We’re told in this statement the area of each plate, 200 centimeters squared, which we’ll call capital 𝐴. The magnitude of the charge on each plate, 40.0 microcoulombs, we’ll call 𝑄. The radius of the circle that exists between the plates, 2.00 centimeters, we’ll call 𝑟. And the angle between the normal of that circle and the faces of the plates, 5.00 degrees, we’ll call 𝜃.
We want to solve for the flux; that is, the electric Flux that moves through the circle. We’ll call that 𝛷 sub 𝐸. Let’s start our solution by drawing a diagram of this scenario. In this situation, we have two plates of equal sizes, 𝐴, set a distance apart from one another. And they’re equally and oppositely charged. We’ll say that the plate on the left has charge plus, 𝑄 where 𝑄 is 40.0 microcoulombs, and the plate on the right has a charge minus 𝑄.
In between these oppositely charged plates, there is a ring of radius lowercase 𝑟. If we draw normal vectors for each of the two plates as well as the circular disc. Then the angle between the normal vector of the circle and the normal vector of either one of the plates is equal to 𝜃, which is given as 5.00 degrees. Because these two parallel plates are equally and oppositely charged, an electric field we can call 𝐸 is set up between them. The field lines of this electric field move through the ring. And it’s that electric flux, 𝛷 sub 𝐸, we wanna calculate.
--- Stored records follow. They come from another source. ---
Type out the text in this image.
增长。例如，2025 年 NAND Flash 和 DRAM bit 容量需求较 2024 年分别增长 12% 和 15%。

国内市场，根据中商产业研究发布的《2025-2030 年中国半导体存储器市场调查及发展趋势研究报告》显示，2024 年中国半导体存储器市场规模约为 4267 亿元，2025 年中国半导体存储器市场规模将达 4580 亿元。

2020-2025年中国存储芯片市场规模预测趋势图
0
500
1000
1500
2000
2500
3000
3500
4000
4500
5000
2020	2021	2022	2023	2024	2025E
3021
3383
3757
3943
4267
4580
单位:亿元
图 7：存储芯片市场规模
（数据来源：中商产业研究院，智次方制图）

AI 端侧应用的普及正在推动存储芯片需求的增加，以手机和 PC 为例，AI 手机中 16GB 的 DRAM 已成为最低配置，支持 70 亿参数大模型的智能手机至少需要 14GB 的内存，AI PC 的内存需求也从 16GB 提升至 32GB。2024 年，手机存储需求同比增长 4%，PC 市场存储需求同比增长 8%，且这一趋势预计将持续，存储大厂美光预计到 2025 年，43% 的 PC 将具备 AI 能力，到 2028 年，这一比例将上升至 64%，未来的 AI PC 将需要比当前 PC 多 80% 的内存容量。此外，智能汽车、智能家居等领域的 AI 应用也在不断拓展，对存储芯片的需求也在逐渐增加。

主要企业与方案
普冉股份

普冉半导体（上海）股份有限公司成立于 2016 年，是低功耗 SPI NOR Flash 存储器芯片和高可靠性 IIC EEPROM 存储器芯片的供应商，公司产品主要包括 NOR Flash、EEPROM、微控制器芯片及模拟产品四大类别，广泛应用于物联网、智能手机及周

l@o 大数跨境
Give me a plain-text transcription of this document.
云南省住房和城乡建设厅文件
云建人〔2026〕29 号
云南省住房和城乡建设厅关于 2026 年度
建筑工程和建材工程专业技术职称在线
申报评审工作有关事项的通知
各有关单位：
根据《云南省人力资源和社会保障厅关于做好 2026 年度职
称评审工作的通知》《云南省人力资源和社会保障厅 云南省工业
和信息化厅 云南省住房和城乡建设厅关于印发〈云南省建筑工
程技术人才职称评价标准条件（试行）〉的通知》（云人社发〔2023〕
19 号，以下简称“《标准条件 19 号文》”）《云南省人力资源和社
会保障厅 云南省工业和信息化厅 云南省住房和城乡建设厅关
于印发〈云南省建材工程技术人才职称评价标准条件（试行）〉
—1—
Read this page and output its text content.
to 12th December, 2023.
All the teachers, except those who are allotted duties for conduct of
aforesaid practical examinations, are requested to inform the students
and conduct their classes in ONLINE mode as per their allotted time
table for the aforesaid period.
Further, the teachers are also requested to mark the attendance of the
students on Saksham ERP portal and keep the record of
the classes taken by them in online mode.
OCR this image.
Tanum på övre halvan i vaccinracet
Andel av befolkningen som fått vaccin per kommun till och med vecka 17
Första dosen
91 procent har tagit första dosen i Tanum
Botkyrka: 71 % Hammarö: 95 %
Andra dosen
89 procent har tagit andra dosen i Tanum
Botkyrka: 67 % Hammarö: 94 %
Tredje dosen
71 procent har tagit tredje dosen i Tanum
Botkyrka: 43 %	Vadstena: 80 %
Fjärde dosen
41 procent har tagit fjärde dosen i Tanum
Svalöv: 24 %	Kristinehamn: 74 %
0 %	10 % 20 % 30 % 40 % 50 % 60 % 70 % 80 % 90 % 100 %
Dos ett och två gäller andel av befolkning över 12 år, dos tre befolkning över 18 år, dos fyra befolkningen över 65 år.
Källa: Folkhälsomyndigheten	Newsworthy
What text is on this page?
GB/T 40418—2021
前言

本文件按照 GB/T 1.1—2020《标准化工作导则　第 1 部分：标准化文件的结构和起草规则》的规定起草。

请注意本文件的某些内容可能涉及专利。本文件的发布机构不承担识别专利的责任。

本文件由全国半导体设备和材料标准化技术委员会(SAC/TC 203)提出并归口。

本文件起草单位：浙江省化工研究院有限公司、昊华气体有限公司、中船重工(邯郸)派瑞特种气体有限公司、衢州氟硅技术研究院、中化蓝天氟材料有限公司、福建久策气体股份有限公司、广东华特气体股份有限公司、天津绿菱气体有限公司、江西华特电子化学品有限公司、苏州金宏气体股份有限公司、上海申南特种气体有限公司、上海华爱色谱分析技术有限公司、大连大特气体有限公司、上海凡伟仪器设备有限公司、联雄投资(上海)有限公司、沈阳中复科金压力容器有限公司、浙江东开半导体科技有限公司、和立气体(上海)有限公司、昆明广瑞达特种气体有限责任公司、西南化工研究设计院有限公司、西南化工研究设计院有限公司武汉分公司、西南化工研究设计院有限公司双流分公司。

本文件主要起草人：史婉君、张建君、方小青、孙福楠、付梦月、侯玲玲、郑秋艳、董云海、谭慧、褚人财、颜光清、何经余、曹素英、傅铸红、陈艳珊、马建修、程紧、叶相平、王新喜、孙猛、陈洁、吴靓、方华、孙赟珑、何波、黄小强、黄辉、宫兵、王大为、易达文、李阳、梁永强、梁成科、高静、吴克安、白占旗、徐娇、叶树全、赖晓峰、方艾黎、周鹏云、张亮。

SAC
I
We can recall that electric flux, 𝛷 sub 𝐸, is equal to the electric field magnitude times the area that the field lines move through multiplied by the cosine of the angle between these two vectors, 𝐸 and 𝐴. Now in our case, we know the angle 𝜃 between these two vectors. The area 𝐴 isn’t given, but the radius of the loop is. And we can use that along with the fact that the area of a circle is equal to its radius squared times 𝜋 to calculate 𝐴.
What remains then is to calculate 𝐸, the electric field magnitude between these equally and oppositely charged plates. To solve for 𝐸, we can recall that, in this case, it’s equal to the service charge, 𝜎, of the plates it’s between divided by the permittivity of free space, 𝜖 naught. 𝜖 naught is a constant whose value we’ll assume is exactly equal to 8.85 times 10 to the negative 12 farads per meter. The 𝐸 in our equation then is equal to 𝜎 over 𝜖 naught. And that is equal to the charge on each plate multiplied by the area of each plate, given by capital 𝐴, over 𝜖 naught.
Since we know both of those values, as well as 𝑟 and 𝜃, we’re ready to plug in to solve for 𝛷 sub 𝐸. 𝛷 sub 𝐸 is 𝑄 times 𝐴 over 𝜖 naught times 𝜋𝑟 squared cosine of 𝜃. Or, this expression where we’ve been careful to write our area in units of meters squared and our distance in units of meters, as well as our charge in units of coulombs. We’re now ready to plug in these values on our calculator and solve for 𝛷 sub 𝐸. To three significant figures, it equals 28.3 times 10 to the fourth newtons-meter squared per coulomb. That’s the electric flux through this circular ring.